I’ve spent the last week slammed with unplanned work for a client. No lie, it sucked. In a nutshell, the system was asked to perform at a new scale it was simply not ready to handle. Having read The Phoenix Project recently, I was especially cognizant of the loss of time caused by us flailing around reactively.
As happy as I am to say that the system is now coping with the extra load, getting there was hell. And on inspection the problem was obvious once you saw it at the proper scale. That is, the problem didn’t become a problem until the load increased.
And that’s how performance problems tend to manifest. Things are fine at one scale, but broken at another.
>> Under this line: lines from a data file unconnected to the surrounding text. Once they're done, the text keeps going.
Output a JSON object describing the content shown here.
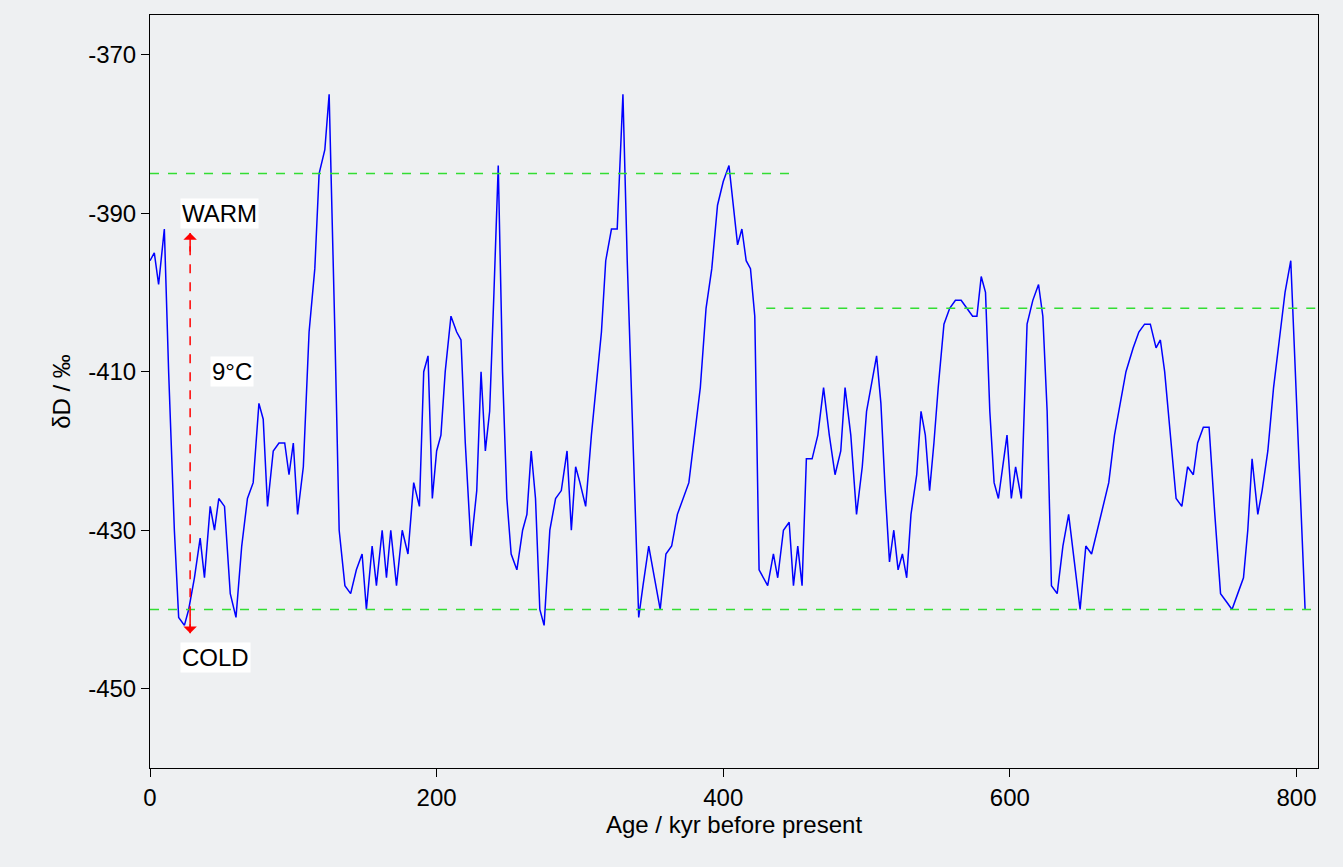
{
  "chart_data": {
    "type": "line",
    "x_label": "Age / kyr before present",
    "y_label": "δD / ‰",
    "x": [
      0,
      3,
      6,
      10,
      13,
      17,
      20,
      24,
      27,
      31,
      35,
      38,
      42,
      45,
      48,
      52,
      56,
      60,
      64,
      68,
      72,
      76,
      79,
      82,
      86,
      90,
      94,
      97,
      100,
      103,
      107,
      111,
      115,
      118,
      122,
      125,
      129,
      132,
      136,
      140,
      144,
      148,
      151,
      155,
      158,
      162,
      165,
      168,
      172,
      176,
      180,
      184,
      188,
      191,
      194,
      197,
      200,
      203,
      206,
      210,
      214,
      217,
      220,
      224,
      228,
      231,
      234,
      237,
      240,
      243,
      246,
      249,
      252,
      256,
      260,
      263,
      266,
      269,
      272,
      275,
      279,
      283,
      287,
      291,
      294,
      297,
      300,
      304,
      308,
      312,
      315,
      318,
      322,
      326,
      330,
      333,
      337,
      341,
      344,
      348,
      352,
      356,
      360,
      364,
      368,
      372,
      376,
      380,
      384,
      388,
      392,
      396,
      400,
      404,
      407,
      410,
      413,
      416,
      419,
      422,
      425,
      428,
      431,
      435,
      438,
      442,
      446,
      449,
      452,
      455,
      458,
      462,
      466,
      470,
      474,
      478,
      482,
      485,
      489,
      493,
      497,
      500,
      503,
      507,
      510,
      513,
      516,
      519,
      522,
      525,
      528,
      531,
      535,
      538,
      541,
      544,
      547,
      550,
      554,
      558,
      562,
      566,
      570,
      574,
      577,
      580,
      583,
      586,
      589,
      592,
      595,
      598,
      601,
      604,
      608,
      612,
      616,
      620,
      623,
      626,
      629,
      633,
      637,
      641,
      645,
      649,
      653,
      657,
      661,
      665,
      669,
      673,
      677,
      681,
      686,
      690,
      694,
      698,
      702,
      705,
      708,
      712,
      716,
      720,
      724,
      728,
      731,
      735,
      739,
      743,
      747,
      751,
      755,
      759,
      763,
      766,
      769,
      773,
      776,
      780,
      784,
      788,
      792,
      796,
      800,
      804,
      806
    ],
    "values": [
      -396,
      -395,
      -399,
      -392,
      -410,
      -430,
      -441,
      -442,
      -440,
      -436,
      -431,
      -436,
      -427,
      -430,
      -426,
      -427,
      -438,
      -441,
      -432,
      -426,
      -424,
      -414,
      -416,
      -427,
      -420,
      -419,
      -419,
      -423,
      -419,
      -428,
      -422,
      -405,
      -397,
      -385,
      -382,
      -375,
      -405,
      -430,
      -437,
      -438,
      -435,
      -433,
      -440,
      -432,
      -437,
      -430,
      -436,
      -430,
      -437,
      -430,
      -433,
      -424,
      -427,
      -410,
      -408,
      -426,
      -420,
      -418,
      -410,
      -403,
      -405,
      -406,
      -419,
      -432,
      -425,
      -410,
      -420,
      -415,
      -400,
      -384,
      -410,
      -426,
      -433,
      -435,
      -430,
      -428,
      -420,
      -426,
      -440,
      -442,
      -430,
      -426,
      -425,
      -420,
      -430,
      -422,
      -424,
      -427,
      -418,
      -410,
      -405,
      -396,
      -392,
      -392,
      -375,
      -396,
      -420,
      -441,
      -437,
      -432,
      -436,
      -440,
      -433,
      -432,
      -428,
      -426,
      -424,
      -418,
      -412,
      -402,
      -397,
      -389,
      -386,
      -384,
      -389,
      -394,
      -392,
      -396,
      -397,
      -403,
      -435,
      -436,
      -437,
      -433,
      -436,
      -430,
      -429,
      -437,
      -432,
      -437,
      -421,
      -421,
      -418,
      -412,
      -418,
      -423,
      -420,
      -412,
      -418,
      -428,
      -422,
      -415,
      -412,
      -408,
      -414,
      -425,
      -434,
      -430,
      -435,
      -433,
      -436,
      -428,
      -423,
      -415,
      -418,
      -425,
      -419,
      -412,
      -404,
      -402,
      -401,
      -401,
      -402,
      -403,
      -403,
      -398,
      -400,
      -415,
      -424,
      -426,
      -422,
      -418,
      -426,
      -422,
      -426,
      -404,
      -401,
      -399,
      -403,
      -415,
      -437,
      -438,
      -432,
      -428,
      -434,
      -440,
      -432,
      -433,
      -430,
      -427,
      -424,
      -418,
      -414,
      -410,
      -407,
      -405,
      -404,
      -404,
      -407,
      -406,
      -410,
      -418,
      -426,
      -427,
      -422,
      -423,
      -419,
      -417,
      -417,
      -428,
      -438,
      -439,
      -440,
      -438,
      -436,
      -430,
      -421,
      -428,
      -425,
      -420,
      -412,
      -406,
      -400,
      -396,
      -414,
      -430,
      -440
    ],
    "color": "#0000ff",
    "xlim": [
      0,
      815
    ],
    "xticks": [
      0,
      200,
      400,
      600,
      800
    ],
    "ylim": [
      -460,
      -365
    ],
    "yticks": [
      -450,
      -430,
      -410,
      -390,
      -370
    ],
    "grid": false,
    "reference_lines": [
      {
        "y": -385,
        "x": [
          0,
          450
        ],
        "color": "#33dd33",
        "line_style": "dash"
      },
      {
        "y": -402,
        "x": [
          430,
          815
        ],
        "color": "#33dd33",
        "line_style": "dash"
      },
      {
        "y": -440,
        "x": [
          0,
          815
        ],
        "color": "#33dd33",
        "line_style": "dash"
      }
    ],
    "arrow": {
      "x": 28,
      "y": [
        -443,
        -392.5
      ],
      "color": "#ff0000",
      "line_style": "dash"
    },
    "annotations": [
      {
        "text": "WARM",
        "x": 21,
        "y": -390
      },
      {
        "text": "9°C",
        "x": 42,
        "y": -410
      },
      {
        "text": "COLD",
        "x": 21,
        "y": -446
      }
    ]
  }
}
It reminds me of this magnet my mom used to keep on the refrigerator that read:
It’s not the mountain that wears you out, it’s the grain of sand in your shoe.
Which is so true: you don’t even notice that grain of sand until you’ve walked miles, cut up the bottom of your foot, and bloodied your shoe. Then it’s an obvious thing – it’s painful and you can’t ignore it.
Thinking in Scales
Like anything, achieving performance is a balance. You want the best possible performance for the least cost and effort.
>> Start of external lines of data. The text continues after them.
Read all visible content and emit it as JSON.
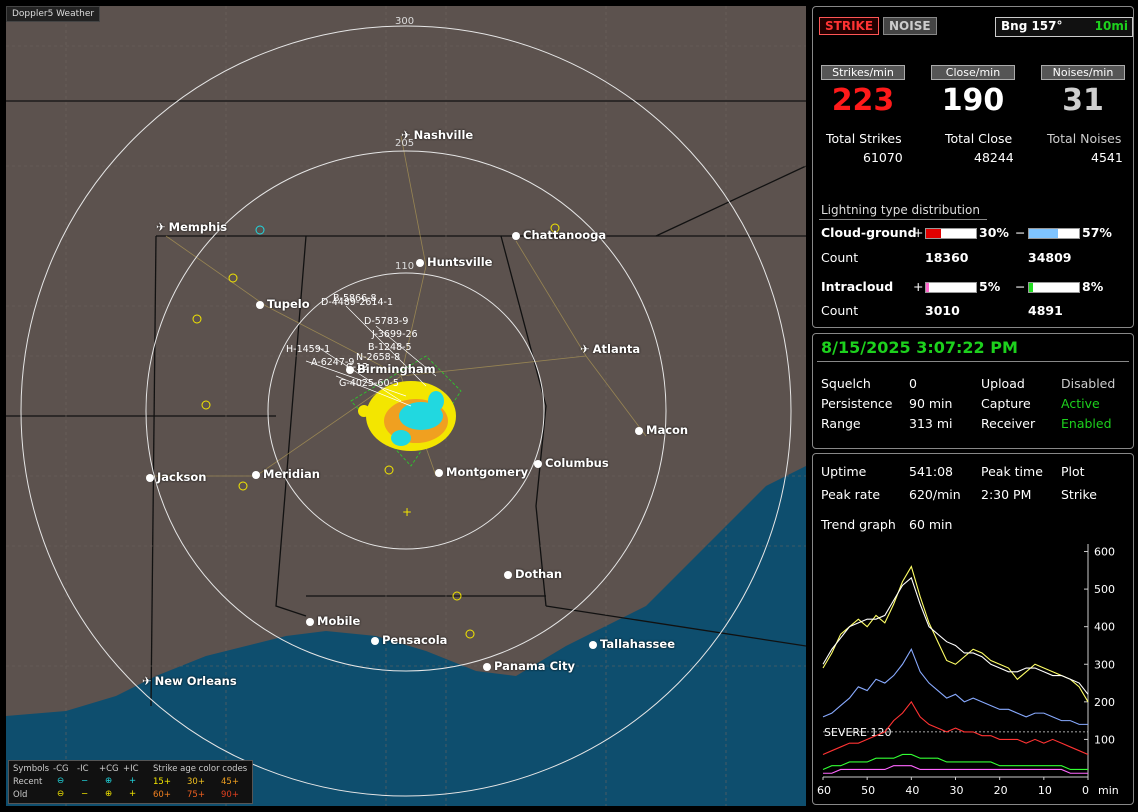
{
  "map": {
    "watermark": "Doppler5 Weather",
    "range_labels": [
      "300",
      "205",
      "110"
    ],
    "cities": [
      {
        "name": "Nashville",
        "kind": "airport"
      },
      {
        "name": "Memphis",
        "kind": "airport"
      },
      {
        "name": "Chattanooga",
        "kind": "city"
      },
      {
        "name": "Huntsville",
        "kind": "city"
      },
      {
        "name": "Tupelo",
        "kind": "city"
      },
      {
        "name": "Atlanta",
        "kind": "airport"
      },
      {
        "name": "Birmingham",
        "kind": "city"
      },
      {
        "name": "Macon",
        "kind": "city"
      },
      {
        "name": "Jackson",
        "kind": "city"
      },
      {
        "name": "Meridian",
        "kind": "city"
      },
      {
        "name": "Montgomery",
        "kind": "city"
      },
      {
        "name": "Columbus",
        "kind": "city"
      },
      {
        "name": "Dothan",
        "kind": "city"
      },
      {
        "name": "Mobile",
        "kind": "city"
      },
      {
        "name": "Pensacola",
        "kind": "city"
      },
      {
        "name": "Tallahassee",
        "kind": "city"
      },
      {
        "name": "Panama City",
        "kind": "city"
      },
      {
        "name": "New Orleans",
        "kind": "airport"
      }
    ],
    "storm_labels": [
      "B-5866-8",
      "D-4489-2614-1",
      "D-5783-9",
      "J-3699-26",
      "B-1248-5",
      "H-1459-1",
      "N-2658-8",
      "A-6247-9",
      "C-12",
      "G-4025-60-5"
    ],
    "legend": {
      "symbols_label": "Symbols",
      "cols": [
        "-CG",
        "-IC",
        "+CG",
        "+IC"
      ],
      "age_label": "Strike age color codes",
      "recent_label": "Recent",
      "old_label": "Old",
      "recent_ages": [
        "15+",
        "30+",
        "45+"
      ],
      "old_ages": [
        "60+",
        "75+",
        "90+"
      ]
    }
  },
  "top": {
    "strike_btn": "STRIKE",
    "noise_btn": "NOISE",
    "bearing": "Bng 157°",
    "distance": "10mi",
    "rate_headers": [
      "Strikes/min",
      "Close/min",
      "Noises/min"
    ],
    "rates": [
      "223",
      "190",
      "31"
    ],
    "total_labels": [
      "Total Strikes",
      "Total Close",
      "Total Noises"
    ],
    "totals": [
      "61070",
      "48244",
      "4541"
    ],
    "dist_title": "Lightning type distribution",
    "cg_label": "Cloud-ground",
    "ic_label": "Intracloud",
    "count_label": "Count",
    "cg_pos_pct": "30%",
    "cg_neg_pct": "57%",
    "cg_pos_count": "18360",
    "cg_neg_count": "34809",
    "ic_pos_pct": "5%",
    "ic_neg_pct": "8%",
    "ic_pos_count": "3010",
    "ic_neg_count": "4891",
    "plus": "+",
    "minus": "−"
  },
  "status": {
    "datetime": "8/15/2025 3:07:22 PM",
    "squelch_label": "Squelch",
    "squelch": "0",
    "persistence_label": "Persistence",
    "persistence": "90 min",
    "range_label": "Range",
    "range": "313 mi",
    "upload_label": "Upload",
    "upload": "Disabled",
    "capture_label": "Capture",
    "capture": "Active",
    "receiver_label": "Receiver",
    "receiver": "Enabled"
  },
  "stats": {
    "uptime_label": "Uptime",
    "uptime": "541:08",
    "peak_time_label": "Peak time",
    "peak_time": "2:30 PM",
    "plot_label": "Plot",
    "peak_rate_label": "Peak rate",
    "peak_rate": "620/min",
    "plot": "Strike",
    "trend_label": "Trend graph",
    "trend": "60 min",
    "severe_label": "SEVERE 120"
  },
  "chart_data": {
    "type": "line",
    "x": [
      60,
      58,
      56,
      54,
      52,
      50,
      48,
      46,
      44,
      42,
      40,
      38,
      36,
      34,
      32,
      30,
      28,
      26,
      24,
      22,
      20,
      18,
      16,
      14,
      12,
      10,
      8,
      6,
      4,
      2,
      0
    ],
    "xticks": [
      "60",
      "50",
      "40",
      "30",
      "20",
      "10",
      "0"
    ],
    "xunit": "min",
    "yticks": [
      "600",
      "500",
      "400",
      "300",
      "200",
      "100"
    ],
    "ylim": [
      0,
      620
    ],
    "severe": 120,
    "series": [
      {
        "color": "#ffff66",
        "values": [
          290,
          330,
          380,
          400,
          420,
          400,
          430,
          410,
          460,
          520,
          560,
          480,
          410,
          360,
          310,
          300,
          320,
          340,
          330,
          310,
          300,
          290,
          260,
          280,
          300,
          290,
          280,
          270,
          260,
          240,
          200
        ]
      },
      {
        "color": "#ffffff",
        "values": [
          300,
          340,
          370,
          400,
          410,
          420,
          420,
          430,
          470,
          510,
          530,
          460,
          400,
          380,
          360,
          350,
          330,
          330,
          320,
          300,
          290,
          280,
          280,
          290,
          290,
          280,
          270,
          270,
          260,
          250,
          220
        ]
      },
      {
        "color": "#88aaff",
        "values": [
          160,
          170,
          190,
          210,
          240,
          230,
          260,
          250,
          270,
          300,
          340,
          280,
          250,
          230,
          210,
          220,
          200,
          210,
          200,
          190,
          180,
          180,
          170,
          160,
          170,
          170,
          160,
          150,
          150,
          140,
          140
        ]
      },
      {
        "color": "#ff3333",
        "values": [
          60,
          70,
          80,
          90,
          90,
          100,
          110,
          120,
          150,
          170,
          200,
          160,
          140,
          130,
          120,
          130,
          120,
          120,
          110,
          110,
          100,
          100,
          100,
          90,
          100,
          90,
          100,
          90,
          80,
          70,
          60
        ]
      },
      {
        "color": "#33ff33",
        "values": [
          20,
          30,
          30,
          40,
          40,
          40,
          50,
          50,
          50,
          60,
          60,
          50,
          50,
          50,
          40,
          40,
          40,
          40,
          40,
          40,
          30,
          30,
          30,
          30,
          30,
          30,
          30,
          30,
          20,
          20,
          20
        ]
      },
      {
        "color": "#ff66ff",
        "values": [
          10,
          10,
          20,
          20,
          20,
          20,
          20,
          20,
          30,
          30,
          30,
          20,
          20,
          20,
          20,
          20,
          20,
          20,
          20,
          20,
          20,
          20,
          20,
          20,
          20,
          20,
          20,
          20,
          10,
          10,
          10
        ]
      }
    ]
  }
}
The way I tend to think about scales – whether we’re talking about time, people, requests, whatever – is by powers of growth. For instance, imagine planning a party for a group of people, and consider the challenges as the guest list grows to:
- 1 person
- 10 people
- 100 people
- 1000 people
- 10000 people
- 100000 people
- … and so forth
That is, planning a party for 200 people isn’t that much different than planning for 100, but planning for 1000 is WAY harder than planning for 100.
For time scales, I find it helpful to think in the following units:
- geologic time
For example, during planning meetings you’ll frequently hear me ask “are we talking hours, days, weeks, or months?”
Now in the realm of scaling software, here is the money question:
At what scale is the system be expected to operate?
An application that needs to support 100 operations every second can be designed very differently than an application that needs to support 1000 operations every second. The logic applies to bugs too: small performance issues that can be ignored at a small scale become debilitating as you scale up your effort.
Just like that grain of sand in your shoe – it probably won’t be an issue while you’re fetching your mail, but you might want to address it before you head up Grandfather Mountain.